Industry Resistance Is Swelling to Increased Integration of AI Whereas supporters suggest that AI devices are more efficient when accelerating the production process and provide creative choices in quantities, critics claim that there is one worrying trend, and it is to use AI as an alternative to human workers. Like in the case of The Eternaut the tools are not just helping the artists, they are already replacing them, and this is happening more and more in projects with strict budgetary considerations.

The move by Netflix occurs when there is increased inequality between labor in Hollywood and elsewhere. In late 2024 and the early part of 2025, the SAG-AFTRA union and other entertainment guilds took part in strikes which featured the prominent issue of using AI. There were concerns such as whether AI will impersonate actors through their voices and create their scripts and destroy job categories.The moral dilemma is not solved as well. Critics have noted that a vast majority of generative AI models have been trained on copyrighted content without necessarily seeking express permission and this poses legal and ethical concerns. Although Netflix might act appropriately when it comes to licensing and transparency laws, the wider implications of this on the creative economy are not so obvious.
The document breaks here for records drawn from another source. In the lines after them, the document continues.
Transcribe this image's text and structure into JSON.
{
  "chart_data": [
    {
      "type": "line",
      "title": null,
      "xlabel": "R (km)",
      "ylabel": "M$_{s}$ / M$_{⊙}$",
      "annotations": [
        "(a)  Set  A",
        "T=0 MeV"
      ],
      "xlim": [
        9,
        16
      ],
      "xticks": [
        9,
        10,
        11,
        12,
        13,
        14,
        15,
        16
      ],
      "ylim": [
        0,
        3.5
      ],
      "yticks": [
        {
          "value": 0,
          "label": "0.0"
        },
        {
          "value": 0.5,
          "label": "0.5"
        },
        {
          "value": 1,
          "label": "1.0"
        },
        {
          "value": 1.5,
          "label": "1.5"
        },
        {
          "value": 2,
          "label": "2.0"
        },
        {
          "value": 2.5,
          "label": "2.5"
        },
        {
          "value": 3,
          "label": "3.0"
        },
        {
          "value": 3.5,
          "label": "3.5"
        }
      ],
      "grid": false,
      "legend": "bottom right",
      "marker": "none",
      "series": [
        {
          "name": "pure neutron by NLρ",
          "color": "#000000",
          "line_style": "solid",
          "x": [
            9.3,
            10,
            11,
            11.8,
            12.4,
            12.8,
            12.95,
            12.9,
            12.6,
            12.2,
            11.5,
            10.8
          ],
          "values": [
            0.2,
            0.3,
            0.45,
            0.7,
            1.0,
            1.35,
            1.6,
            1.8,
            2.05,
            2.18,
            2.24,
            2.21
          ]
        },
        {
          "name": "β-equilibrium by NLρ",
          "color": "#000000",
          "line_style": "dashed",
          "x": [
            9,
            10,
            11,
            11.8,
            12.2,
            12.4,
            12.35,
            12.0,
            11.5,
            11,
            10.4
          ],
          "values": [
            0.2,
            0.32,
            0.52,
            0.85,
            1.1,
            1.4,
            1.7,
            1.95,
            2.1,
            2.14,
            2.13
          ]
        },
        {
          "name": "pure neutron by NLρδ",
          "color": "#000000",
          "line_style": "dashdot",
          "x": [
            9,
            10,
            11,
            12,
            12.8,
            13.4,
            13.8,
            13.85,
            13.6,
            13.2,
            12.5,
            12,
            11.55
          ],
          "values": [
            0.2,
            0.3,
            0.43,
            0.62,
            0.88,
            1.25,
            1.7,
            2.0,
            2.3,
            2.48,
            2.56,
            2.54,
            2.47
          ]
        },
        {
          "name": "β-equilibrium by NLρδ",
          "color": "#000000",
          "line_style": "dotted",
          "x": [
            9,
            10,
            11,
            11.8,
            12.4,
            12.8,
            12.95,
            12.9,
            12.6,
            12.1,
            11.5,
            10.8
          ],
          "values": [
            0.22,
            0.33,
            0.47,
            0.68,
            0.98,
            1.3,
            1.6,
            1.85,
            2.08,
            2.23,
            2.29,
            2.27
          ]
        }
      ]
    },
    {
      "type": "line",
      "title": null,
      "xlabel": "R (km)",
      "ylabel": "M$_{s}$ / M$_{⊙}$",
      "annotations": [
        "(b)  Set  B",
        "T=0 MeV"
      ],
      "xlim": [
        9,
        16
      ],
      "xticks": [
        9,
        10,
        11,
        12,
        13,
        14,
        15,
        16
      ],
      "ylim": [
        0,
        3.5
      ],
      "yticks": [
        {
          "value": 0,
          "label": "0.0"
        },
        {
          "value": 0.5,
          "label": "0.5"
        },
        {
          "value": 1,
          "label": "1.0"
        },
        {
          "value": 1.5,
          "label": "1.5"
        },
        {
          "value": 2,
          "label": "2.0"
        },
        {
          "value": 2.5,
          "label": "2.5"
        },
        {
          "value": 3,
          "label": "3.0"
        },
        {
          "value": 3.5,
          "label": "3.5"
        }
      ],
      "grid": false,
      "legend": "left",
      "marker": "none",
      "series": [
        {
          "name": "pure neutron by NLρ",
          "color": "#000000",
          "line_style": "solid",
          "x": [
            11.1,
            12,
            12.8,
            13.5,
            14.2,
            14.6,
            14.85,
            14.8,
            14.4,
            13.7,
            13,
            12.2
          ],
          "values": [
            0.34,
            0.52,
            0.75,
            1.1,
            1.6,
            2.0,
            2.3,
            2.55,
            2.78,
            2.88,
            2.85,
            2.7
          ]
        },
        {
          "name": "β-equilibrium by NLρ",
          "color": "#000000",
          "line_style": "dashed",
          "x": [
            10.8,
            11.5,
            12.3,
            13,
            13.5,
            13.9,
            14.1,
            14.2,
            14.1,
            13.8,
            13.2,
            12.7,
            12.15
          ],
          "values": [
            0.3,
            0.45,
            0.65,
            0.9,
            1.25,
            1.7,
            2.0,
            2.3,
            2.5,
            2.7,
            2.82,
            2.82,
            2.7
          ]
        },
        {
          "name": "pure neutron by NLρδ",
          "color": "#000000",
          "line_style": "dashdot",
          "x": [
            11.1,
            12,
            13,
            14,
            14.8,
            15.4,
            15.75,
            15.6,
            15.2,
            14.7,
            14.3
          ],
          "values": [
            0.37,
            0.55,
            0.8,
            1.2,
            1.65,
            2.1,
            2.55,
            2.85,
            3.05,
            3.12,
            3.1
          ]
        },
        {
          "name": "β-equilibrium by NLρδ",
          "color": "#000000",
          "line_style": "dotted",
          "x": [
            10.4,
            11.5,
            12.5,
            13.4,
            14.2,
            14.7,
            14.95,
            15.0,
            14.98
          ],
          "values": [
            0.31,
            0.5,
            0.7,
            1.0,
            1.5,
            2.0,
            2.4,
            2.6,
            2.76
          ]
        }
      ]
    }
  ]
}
The Humanity of High-Speed and Pocket Costs

The fact that Netflix has implemented AI-generated VFX in The Eternaut highlights an emerging problem within the field of digital content creation: what can be done in the face of innovations to strike the necessary balance between innovation and fair wages. Even as the technology has its merits in terms of efficiency, the unrestrained use of technology threatens to cannibalize the same communities that developed the entertainment industry.

With AI perpetually transforming the film and television art of work, companies such as Netflix will have to pay more attention with respect to labour unions and the regulatory agencies, as well as viewers. The destiny of AI might be in the hands of the next move of the company, a collaboration device, or a point at which creative industries will never be able to recover.